Guardians of Ga’Hoole is a classic in the making — Kathryn Lasky brings a thrilling new owl world to life. A key theme in the series is friendship: Soren and Gylfie’s bond is at the heart of the story. The struggle between good and evil is evergreen and infinitely interesting. This is great series for both boys and girls alike.
In Book 3 The Rescue, now that Soren has been reunited with his sister, Eglantine, he must face his next challenge: making sense of the mysterious disappearance of his mentor, Ezylryb. When Soren discovers that Ezylryb is in danger, he and his friends Gylfie, Twilight, and Digger devise a plan to save their teacher. In this process, Soren fights a ferocious foe who wears a terrifying metal beak, sharpened for battle. It’s not until the confrontation is over that Soren discovers the true identity of his opponent.

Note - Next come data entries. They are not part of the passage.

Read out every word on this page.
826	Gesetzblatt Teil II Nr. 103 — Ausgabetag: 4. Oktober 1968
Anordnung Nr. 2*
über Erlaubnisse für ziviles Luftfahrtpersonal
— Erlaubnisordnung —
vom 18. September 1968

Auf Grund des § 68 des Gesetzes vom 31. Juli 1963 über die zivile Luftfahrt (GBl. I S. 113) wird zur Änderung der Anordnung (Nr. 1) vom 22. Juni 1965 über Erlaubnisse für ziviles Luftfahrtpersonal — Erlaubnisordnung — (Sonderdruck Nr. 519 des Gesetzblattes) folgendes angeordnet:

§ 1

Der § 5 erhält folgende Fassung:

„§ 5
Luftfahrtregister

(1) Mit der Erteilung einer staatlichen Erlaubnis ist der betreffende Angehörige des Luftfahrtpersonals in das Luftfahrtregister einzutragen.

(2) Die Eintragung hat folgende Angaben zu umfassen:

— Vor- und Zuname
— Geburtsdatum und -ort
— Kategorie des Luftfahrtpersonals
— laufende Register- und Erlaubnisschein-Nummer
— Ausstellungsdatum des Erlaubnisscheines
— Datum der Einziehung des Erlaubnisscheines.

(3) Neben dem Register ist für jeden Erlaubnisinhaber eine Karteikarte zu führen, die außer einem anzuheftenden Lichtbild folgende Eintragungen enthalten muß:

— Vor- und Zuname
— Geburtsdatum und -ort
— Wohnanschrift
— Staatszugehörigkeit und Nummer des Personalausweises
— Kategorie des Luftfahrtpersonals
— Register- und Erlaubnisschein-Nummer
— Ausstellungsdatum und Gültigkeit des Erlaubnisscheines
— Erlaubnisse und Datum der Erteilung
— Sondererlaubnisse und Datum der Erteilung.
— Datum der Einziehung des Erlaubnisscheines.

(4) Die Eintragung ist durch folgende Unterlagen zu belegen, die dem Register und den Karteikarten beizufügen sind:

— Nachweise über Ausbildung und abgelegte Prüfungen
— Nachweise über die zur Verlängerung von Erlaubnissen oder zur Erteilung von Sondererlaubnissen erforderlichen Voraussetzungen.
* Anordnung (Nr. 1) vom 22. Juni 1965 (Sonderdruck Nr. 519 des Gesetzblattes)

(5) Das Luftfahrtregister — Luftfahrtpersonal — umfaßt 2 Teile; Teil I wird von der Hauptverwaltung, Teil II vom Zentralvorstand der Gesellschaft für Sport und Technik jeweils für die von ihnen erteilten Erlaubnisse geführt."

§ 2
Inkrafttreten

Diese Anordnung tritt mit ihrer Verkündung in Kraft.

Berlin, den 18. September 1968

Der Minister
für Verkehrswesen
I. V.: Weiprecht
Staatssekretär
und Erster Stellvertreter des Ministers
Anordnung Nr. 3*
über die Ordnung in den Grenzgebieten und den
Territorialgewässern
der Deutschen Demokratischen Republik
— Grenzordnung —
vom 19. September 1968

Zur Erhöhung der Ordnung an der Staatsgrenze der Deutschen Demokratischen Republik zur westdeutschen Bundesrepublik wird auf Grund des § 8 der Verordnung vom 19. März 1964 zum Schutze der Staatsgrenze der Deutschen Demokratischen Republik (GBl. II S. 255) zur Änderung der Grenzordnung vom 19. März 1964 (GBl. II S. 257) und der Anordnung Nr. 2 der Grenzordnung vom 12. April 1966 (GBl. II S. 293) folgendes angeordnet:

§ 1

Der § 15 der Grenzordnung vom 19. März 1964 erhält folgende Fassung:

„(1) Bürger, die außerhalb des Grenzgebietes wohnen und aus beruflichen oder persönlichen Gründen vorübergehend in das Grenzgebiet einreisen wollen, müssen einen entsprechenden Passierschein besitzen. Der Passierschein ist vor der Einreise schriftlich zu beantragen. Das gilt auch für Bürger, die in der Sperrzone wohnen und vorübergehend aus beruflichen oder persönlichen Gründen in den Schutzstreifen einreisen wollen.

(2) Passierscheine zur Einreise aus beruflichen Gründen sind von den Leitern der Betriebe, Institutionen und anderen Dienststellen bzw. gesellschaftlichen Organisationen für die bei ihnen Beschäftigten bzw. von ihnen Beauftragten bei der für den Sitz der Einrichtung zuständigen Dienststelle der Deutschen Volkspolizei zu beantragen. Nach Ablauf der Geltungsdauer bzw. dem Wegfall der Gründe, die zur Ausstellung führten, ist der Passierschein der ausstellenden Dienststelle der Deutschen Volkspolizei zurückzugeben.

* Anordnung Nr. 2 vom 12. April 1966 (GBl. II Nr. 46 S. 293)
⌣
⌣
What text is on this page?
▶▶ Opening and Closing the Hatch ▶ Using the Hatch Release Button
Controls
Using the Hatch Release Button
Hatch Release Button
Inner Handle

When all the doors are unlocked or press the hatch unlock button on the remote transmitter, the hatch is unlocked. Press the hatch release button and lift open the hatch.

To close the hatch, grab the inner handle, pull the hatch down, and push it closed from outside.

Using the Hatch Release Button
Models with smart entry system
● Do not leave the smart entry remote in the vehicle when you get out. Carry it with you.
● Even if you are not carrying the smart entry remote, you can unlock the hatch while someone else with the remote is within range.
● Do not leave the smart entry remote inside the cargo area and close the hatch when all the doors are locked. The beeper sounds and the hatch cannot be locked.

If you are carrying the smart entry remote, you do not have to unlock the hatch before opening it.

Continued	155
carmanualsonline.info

In this third installment of the Guardians of Ga’Hoole series, Soren is no longer that inexperienced young owl who didn’t know his place in the world. Almost ready to become a Guardian of Ga’Hoole, his training nearly complete, Soren is confident of his skills and knowledge, yet he is far from happy. The loss of his grumpy and unpredictable teacher, Ezylryb, has left him very depressed and unable to enjoy his life and reunion with his sister. Then, something truly bizarre and unsettling occurs. While on a training mission, Soren is visited by the scrooms, or ghosts, of his parents. They warn him of something terrible: “Metal! Beware Metal Beak!”
Soren and his friends had once witnessed the death of an owl who told them that there was something even more awful than the so-called owl orphanage that they had run away from. At the time they had found this hard to believe. Now they are beginning to realize that there is something truly evil out there, something dreadful threatening all the owls. They can also see that the pieces of the puzzle were falling into place —- there was the strange abduction of Soren’s sister and the other little owls, the loss of Ezylryb, the death of the loner owl, and the warning from Soren’s parents. Everything seemed to point to this unknown owl called Metal Beak. Who was he and what did he want?
Soren and friends Digger, Gylfie and Twilight set out to find the answers to these questions. They also take some new friends and companions from the Ga’Hoole tree with them. With the skills they have all learned, they hope to be able to handle whatever challenges face them on this new and frightening quest.
Once again Kathryn Lasky takes us into her fascinating world of owls. Not only do they have their own history, mythology, language and sense of humor, the owls also have their own unique way of seeing the world. For them the black of night has shades of black, tones and depths that give them the power to see the world in a distinctive way. Their gizzards do more than crush their food; they also warn and guide them, giving them a sense of the future and the past.
Lasky has given her owls a depth of personality that is fascinating and captivating. She also leaves us with enough questions unanswered that we are left hanging, wanting more.
Since I had the Audiobooks, so I would also like to add that Pamela Garelick delivers the depth of personality Lasky has invested in her flock of owls and energetically leads us through the plot twists. Garelick’s distinguished yet likable voice is simply wonderful—her lively characterizations of little owls and maternally inclined snakes all delight. She’s also expert at recapping the owl’s complex history so that it’s clear to new listeners, yet fresh for the already familiar.
This is mostly because some of those tantalizing mysteries are finally getting resolved. What are “flecks”? A healthy reliance on science particularly magnetism for the most part. What happened to the traumatized owlets from the end of The Journey? And what became of the other members of Soren’s family? All of these questions and more are answered in this book. It also retains the great writing style of the series, which is simple enough for a young child but contains enough descriptive elements to captivate a teen. The best thing is, even when some of your burning questions are answered at the end, you’ll still want to read the fourth book, proving that this series does not rely solely on plot hooks.